A new way to address mental health issues in children


PITTSBURGH (KDKA) – Amid all of the violence and trauma people are facing in our area, a new mental health service is opening up for young people — and it uses toys and video games as a form of therapy.

A CCSS bus is a new innovative way to help get rid of the stigma associated with mental health issues.

Oftentimes, kids experience trauma but don’t have anyone to talk to — so this mobile mental health clinic uses play therapy to help take away the stress by making kids feel like their right at home.

Doreen Upshaw is a play and art therapist who said the idea of ​​a mobile mental health clinic came to her in a dream. Usually, she said, her dreams are fleeting — but this one stuck with her.

“This one was so vivid that I started to research to see if this was being done and who to model it after but it wasn’t,” Upshaw said.
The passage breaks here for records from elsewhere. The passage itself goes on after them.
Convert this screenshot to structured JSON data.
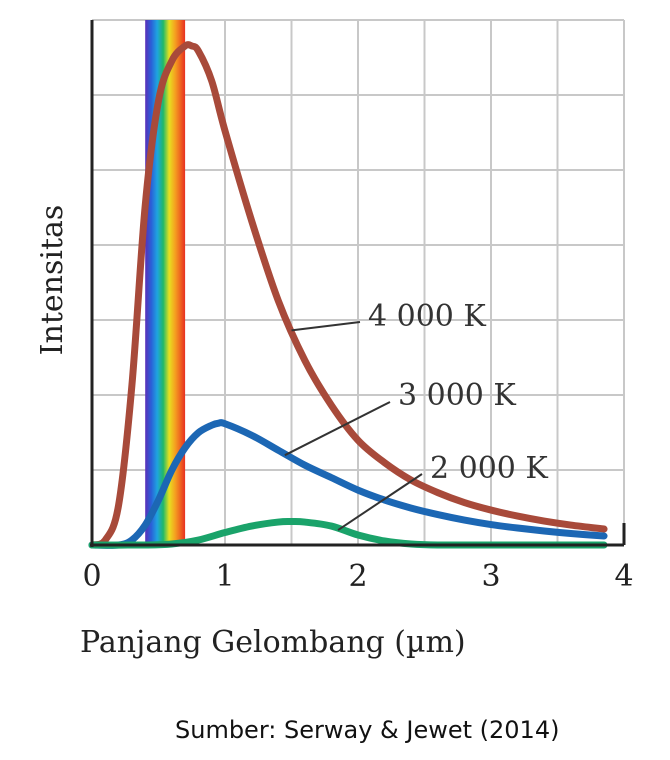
{
  "chart_data": {
    "type": "line",
    "title": "",
    "xlabel": "Panjang Gelombang (µm)",
    "ylabel": "Intensitas",
    "xlim": [
      0,
      4
    ],
    "xticks": [
      "0",
      "1",
      "2",
      "3",
      "4"
    ],
    "ylim": [
      0,
      1
    ],
    "grid": true,
    "y_tick_labels": false,
    "visible_spectrum_band_um": [
      0.4,
      0.7
    ],
    "series": [
      {
        "name": "4 000 K",
        "color": "#a84a3a",
        "x": [
          0,
          0.1,
          0.2,
          0.3,
          0.4,
          0.5,
          0.6,
          0.7,
          0.75,
          0.8,
          0.9,
          1.0,
          1.2,
          1.4,
          1.6,
          1.8,
          2.0,
          2.2,
          2.4,
          2.6,
          2.8,
          3.0,
          3.2,
          3.4,
          3.6,
          3.85
        ],
        "y": [
          0,
          0.01,
          0.08,
          0.32,
          0.68,
          0.89,
          0.97,
          1.0,
          1.0,
          0.99,
          0.93,
          0.83,
          0.65,
          0.49,
          0.37,
          0.28,
          0.21,
          0.165,
          0.13,
          0.105,
          0.085,
          0.07,
          0.058,
          0.048,
          0.04,
          0.032
        ]
      },
      {
        "name": "3 000 K",
        "color": "#1c67b4",
        "x": [
          0,
          0.2,
          0.3,
          0.4,
          0.5,
          0.6,
          0.7,
          0.8,
          0.9,
          0.95,
          1.0,
          1.2,
          1.4,
          1.6,
          1.8,
          2.0,
          2.2,
          2.4,
          2.6,
          2.8,
          3.0,
          3.2,
          3.4,
          3.6,
          3.85
        ],
        "y": [
          0,
          0.0,
          0.01,
          0.04,
          0.09,
          0.15,
          0.195,
          0.225,
          0.24,
          0.244,
          0.243,
          0.22,
          0.19,
          0.16,
          0.135,
          0.11,
          0.09,
          0.074,
          0.061,
          0.05,
          0.041,
          0.034,
          0.028,
          0.023,
          0.018
        ]
      },
      {
        "name": "2 000 K",
        "color": "#1aa36a",
        "x": [
          0,
          0.4,
          0.6,
          0.8,
          1.0,
          1.2,
          1.4,
          1.5,
          1.6,
          1.8,
          2.0,
          2.2,
          2.4,
          2.6,
          3.0,
          3.4,
          3.85
        ],
        "y": [
          0,
          0.0,
          0.002,
          0.01,
          0.025,
          0.038,
          0.046,
          0.047,
          0.046,
          0.038,
          0.02,
          0.008,
          0.002,
          0.0,
          0.0,
          0.0,
          0.0
        ]
      }
    ]
  },
  "source_text": "Sumber: Serway & Jewet (2014)"
}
When COVID-19 hit, she lost a lot of her patients, because her type of therapy can’t be done through video, so she decided to build something that goes to them.

The CCSS mobile unit will serve children from age 4 through 18. She believes they need counseling – just as much as anyone else.
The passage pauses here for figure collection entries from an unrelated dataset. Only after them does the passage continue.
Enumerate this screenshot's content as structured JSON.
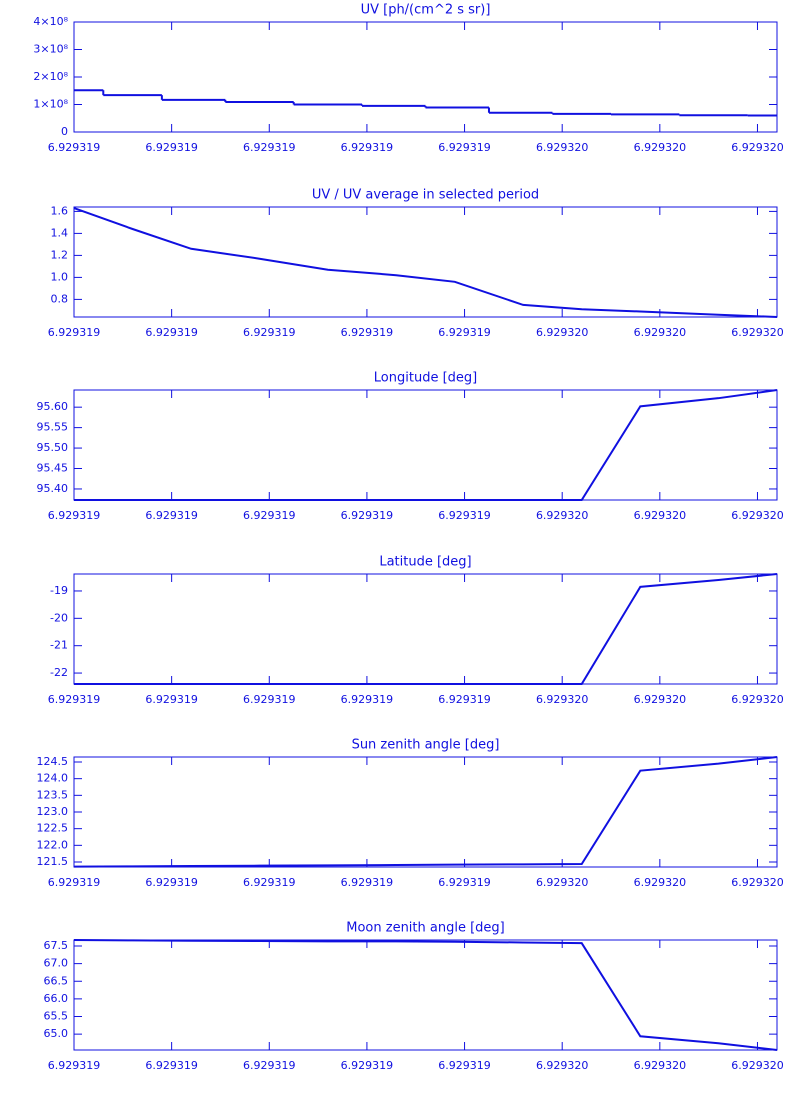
{
  "chart_data": [
    {
      "type": "step",
      "title": "UV [ph/(cm^2 s sr)]",
      "color": "#1010e0",
      "x": [
        6.929319,
        6.92931906,
        6.92931912,
        6.92931919,
        6.92931926,
        6.92931933,
        6.92931939,
        6.92931946,
        6.92931952,
        6.92931958,
        6.92931966,
        6.92931972
      ],
      "values": [
        152000000,
        134000000,
        117000000,
        109000000,
        100000000,
        95000000,
        89000000,
        70000000,
        66000000,
        64000000,
        61000000,
        60000000
      ],
      "xlim": [
        6.929319,
        6.92931972
      ],
      "xticks": [
        {
          "value": 6.929319,
          "label": "6.929319"
        },
        {
          "value": 6.9293191,
          "label": "6.929319"
        },
        {
          "value": 6.9293192,
          "label": "6.929319"
        },
        {
          "value": 6.9293193,
          "label": "6.929319"
        },
        {
          "value": 6.9293194,
          "label": "6.929319"
        },
        {
          "value": 6.9293195,
          "label": "6.929320"
        },
        {
          "value": 6.9293196,
          "label": "6.929320"
        },
        {
          "value": 6.9293197,
          "label": "6.929320"
        }
      ],
      "ylim": [
        0,
        400000000
      ],
      "yticks": [
        0,
        {
          "value": 100000000,
          "label": "1×10⁸"
        },
        {
          "value": 200000000,
          "label": "2×10⁸"
        },
        {
          "value": 300000000,
          "label": "3×10⁸"
        },
        {
          "value": 400000000,
          "label": "4×10⁸"
        }
      ]
    },
    {
      "type": "line",
      "title": "UV / UV average in selected period",
      "color": "#1010e0",
      "x": [
        6.929319,
        6.92931906,
        6.92931912,
        6.92931919,
        6.92931926,
        6.92931933,
        6.92931939,
        6.92931946,
        6.92931952,
        6.92931958,
        6.92931966,
        6.92931972
      ],
      "values": [
        1.63,
        1.44,
        1.26,
        1.17,
        1.07,
        1.02,
        0.96,
        0.75,
        0.71,
        0.69,
        0.66,
        0.64
      ],
      "xlim": [
        6.929319,
        6.92931972
      ],
      "xticks": [
        {
          "value": 6.929319,
          "label": "6.929319"
        },
        {
          "value": 6.9293191,
          "label": "6.929319"
        },
        {
          "value": 6.9293192,
          "label": "6.929319"
        },
        {
          "value": 6.9293193,
          "label": "6.929319"
        },
        {
          "value": 6.9293194,
          "label": "6.929319"
        },
        {
          "value": 6.9293195,
          "label": "6.929320"
        },
        {
          "value": 6.9293196,
          "label": "6.929320"
        },
        {
          "value": 6.9293197,
          "label": "6.929320"
        }
      ],
      "ylim": [
        0.64,
        1.64
      ],
      "yticks": [
        0.8,
        {
          "value": 1.0,
          "label": "1.0"
        },
        1.2,
        1.4,
        1.6
      ]
    },
    {
      "type": "line",
      "title": "Longitude [deg]",
      "color": "#1010e0",
      "x": [
        6.929319,
        6.92931906,
        6.92931912,
        6.92931919,
        6.92931926,
        6.92931933,
        6.92931939,
        6.92931946,
        6.92931952,
        6.92931958,
        6.92931966,
        6.92931972
      ],
      "values": [
        95.373,
        95.373,
        95.373,
        95.373,
        95.373,
        95.373,
        95.373,
        95.373,
        95.373,
        95.602,
        95.622,
        95.642
      ],
      "xlim": [
        6.929319,
        6.92931972
      ],
      "xticks": [
        {
          "value": 6.929319,
          "label": "6.929319"
        },
        {
          "value": 6.9293191,
          "label": "6.929319"
        },
        {
          "value": 6.9293192,
          "label": "6.929319"
        },
        {
          "value": 6.9293193,
          "label": "6.929319"
        },
        {
          "value": 6.9293194,
          "label": "6.929319"
        },
        {
          "value": 6.9293195,
          "label": "6.929320"
        },
        {
          "value": 6.9293196,
          "label": "6.929320"
        },
        {
          "value": 6.9293197,
          "label": "6.929320"
        }
      ],
      "ylim": [
        95.373,
        95.642
      ],
      "yticks": [
        {
          "value": 95.4,
          "label": "95.40"
        },
        95.45,
        {
          "value": 95.5,
          "label": "95.50"
        },
        95.55,
        {
          "value": 95.6,
          "label": "95.60"
        }
      ]
    },
    {
      "type": "line",
      "title": "Latitude [deg]",
      "color": "#1010e0",
      "x": [
        6.929319,
        6.92931906,
        6.92931912,
        6.92931919,
        6.92931926,
        6.92931933,
        6.92931939,
        6.92931946,
        6.92931952,
        6.92931958,
        6.92931966,
        6.92931972
      ],
      "values": [
        -22.4,
        -22.4,
        -22.4,
        -22.4,
        -22.4,
        -22.4,
        -22.4,
        -22.4,
        -22.4,
        -18.85,
        -18.6,
        -18.38
      ],
      "xlim": [
        6.929319,
        6.92931972
      ],
      "xticks": [
        {
          "value": 6.929319,
          "label": "6.929319"
        },
        {
          "value": 6.9293191,
          "label": "6.929319"
        },
        {
          "value": 6.9293192,
          "label": "6.929319"
        },
        {
          "value": 6.9293193,
          "label": "6.929319"
        },
        {
          "value": 6.9293194,
          "label": "6.929319"
        },
        {
          "value": 6.9293195,
          "label": "6.929320"
        },
        {
          "value": 6.9293196,
          "label": "6.929320"
        },
        {
          "value": 6.9293197,
          "label": "6.929320"
        }
      ],
      "ylim": [
        -22.4,
        -18.38
      ],
      "yticks": [
        -22,
        -21,
        -20,
        -19
      ]
    },
    {
      "type": "line",
      "title": "Sun zenith angle [deg]",
      "color": "#1010e0",
      "x": [
        6.929319,
        6.92931906,
        6.92931912,
        6.92931919,
        6.92931926,
        6.92931933,
        6.92931939,
        6.92931946,
        6.92931952,
        6.92931958,
        6.92931966,
        6.92931972
      ],
      "values": [
        121.36,
        121.37,
        121.38,
        121.39,
        121.4,
        121.41,
        121.42,
        121.43,
        121.44,
        124.24,
        124.45,
        124.65
      ],
      "xlim": [
        6.929319,
        6.92931972
      ],
      "xticks": [
        {
          "value": 6.929319,
          "label": "6.929319"
        },
        {
          "value": 6.9293191,
          "label": "6.929319"
        },
        {
          "value": 6.9293192,
          "label": "6.929319"
        },
        {
          "value": 6.9293193,
          "label": "6.929319"
        },
        {
          "value": 6.9293194,
          "label": "6.929319"
        },
        {
          "value": 6.9293195,
          "label": "6.929320"
        },
        {
          "value": 6.9293196,
          "label": "6.929320"
        },
        {
          "value": 6.9293197,
          "label": "6.929320"
        }
      ],
      "ylim": [
        121.35,
        124.65
      ],
      "yticks": [
        121.5,
        {
          "value": 122,
          "label": "122.0"
        },
        122.5,
        {
          "value": 123,
          "label": "123.0"
        },
        123.5,
        {
          "value": 124,
          "label": "124.0"
        },
        124.5
      ]
    },
    {
      "type": "line",
      "title": "Moon zenith angle [deg]",
      "color": "#1010e0",
      "x": [
        6.929319,
        6.92931906,
        6.92931912,
        6.92931919,
        6.92931926,
        6.92931933,
        6.92931939,
        6.92931946,
        6.92931952,
        6.92931958,
        6.92931966,
        6.92931972
      ],
      "values": [
        67.67,
        67.66,
        67.65,
        67.64,
        67.63,
        67.63,
        67.62,
        67.6,
        67.58,
        64.94,
        64.74,
        64.55
      ],
      "xlim": [
        6.929319,
        6.92931972
      ],
      "xticks": [
        {
          "value": 6.929319,
          "label": "6.929319"
        },
        {
          "value": 6.9293191,
          "label": "6.929319"
        },
        {
          "value": 6.9293192,
          "label": "6.929319"
        },
        {
          "value": 6.9293193,
          "label": "6.929319"
        },
        {
          "value": 6.9293194,
          "label": "6.929319"
        },
        {
          "value": 6.9293195,
          "label": "6.929320"
        },
        {
          "value": 6.9293196,
          "label": "6.929320"
        },
        {
          "value": 6.9293197,
          "label": "6.929320"
        }
      ],
      "ylim": [
        64.55,
        67.67
      ],
      "yticks": [
        {
          "value": 65,
          "label": "65.0"
        },
        65.5,
        {
          "value": 66,
          "label": "66.0"
        },
        66.5,
        {
          "value": 67,
          "label": "67.0"
        },
        67.5
      ]
    }
  ]
}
“With kids, play is how they understand their world. That’s how they connect with people, that’s how they connect with the world and they start doing that from a very young age. They don’t know how to grieve and a lot of times , we as adults, don’t know how to relate to them. Play therapy allows them to work that out. If I’m angry because my dad is not with me, I can take two dinosaurs and bang them together. I can play the guitar or drums.”
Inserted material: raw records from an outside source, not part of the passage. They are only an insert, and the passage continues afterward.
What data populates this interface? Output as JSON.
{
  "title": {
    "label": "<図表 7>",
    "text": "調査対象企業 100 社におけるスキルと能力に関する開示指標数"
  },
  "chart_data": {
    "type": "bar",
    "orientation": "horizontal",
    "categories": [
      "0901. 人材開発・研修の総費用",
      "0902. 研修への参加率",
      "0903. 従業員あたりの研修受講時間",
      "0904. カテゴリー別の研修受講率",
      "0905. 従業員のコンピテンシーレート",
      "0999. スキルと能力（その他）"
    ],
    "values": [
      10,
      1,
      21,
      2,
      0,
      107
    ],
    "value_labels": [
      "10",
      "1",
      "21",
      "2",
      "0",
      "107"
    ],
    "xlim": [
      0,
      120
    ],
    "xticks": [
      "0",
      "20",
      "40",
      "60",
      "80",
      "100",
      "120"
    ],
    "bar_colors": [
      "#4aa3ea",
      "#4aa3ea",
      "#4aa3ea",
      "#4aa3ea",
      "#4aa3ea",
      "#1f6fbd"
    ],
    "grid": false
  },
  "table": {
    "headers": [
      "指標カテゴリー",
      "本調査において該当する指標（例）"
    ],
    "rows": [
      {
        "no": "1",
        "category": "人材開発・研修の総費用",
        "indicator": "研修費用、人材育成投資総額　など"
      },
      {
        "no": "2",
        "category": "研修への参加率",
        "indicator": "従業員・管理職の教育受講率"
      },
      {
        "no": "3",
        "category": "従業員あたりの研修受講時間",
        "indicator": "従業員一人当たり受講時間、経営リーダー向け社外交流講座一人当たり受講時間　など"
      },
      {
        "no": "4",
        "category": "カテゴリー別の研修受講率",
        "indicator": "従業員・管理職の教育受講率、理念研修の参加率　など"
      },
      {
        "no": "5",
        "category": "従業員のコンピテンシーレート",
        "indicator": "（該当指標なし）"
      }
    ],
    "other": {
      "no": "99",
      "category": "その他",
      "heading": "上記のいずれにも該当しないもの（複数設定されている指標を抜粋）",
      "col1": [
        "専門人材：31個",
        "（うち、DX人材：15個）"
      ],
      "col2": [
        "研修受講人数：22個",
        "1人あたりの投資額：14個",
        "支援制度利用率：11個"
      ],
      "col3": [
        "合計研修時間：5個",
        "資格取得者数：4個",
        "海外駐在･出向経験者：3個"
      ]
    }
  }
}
And with youth violence so prevalent in Pittsburgh, she thinks this clinic is a fun but private outlet for their feelings by catering to things they like such as video games and drawing.

It’s an outlet that she said is much needed after tragedies like the Easter mass shooting in East Allegheny.

“6 people already registered, 2 of them are teenagers and unfortunately from that incident, I ended up with three clients,” Upshaw added.

Upshaw said she hopes the stigma of mental health will go away some day — and this mobile clinic becomes a modernizing way to provide people with the help they need.

“I’d like to see someday a shuttle that is able to pull up into someone’s driveway, someone look out the window and say, ‘Oh she’s getting the help she needs, this is good for her.’ Mental health touches every human being on the planet,” Upshaw said.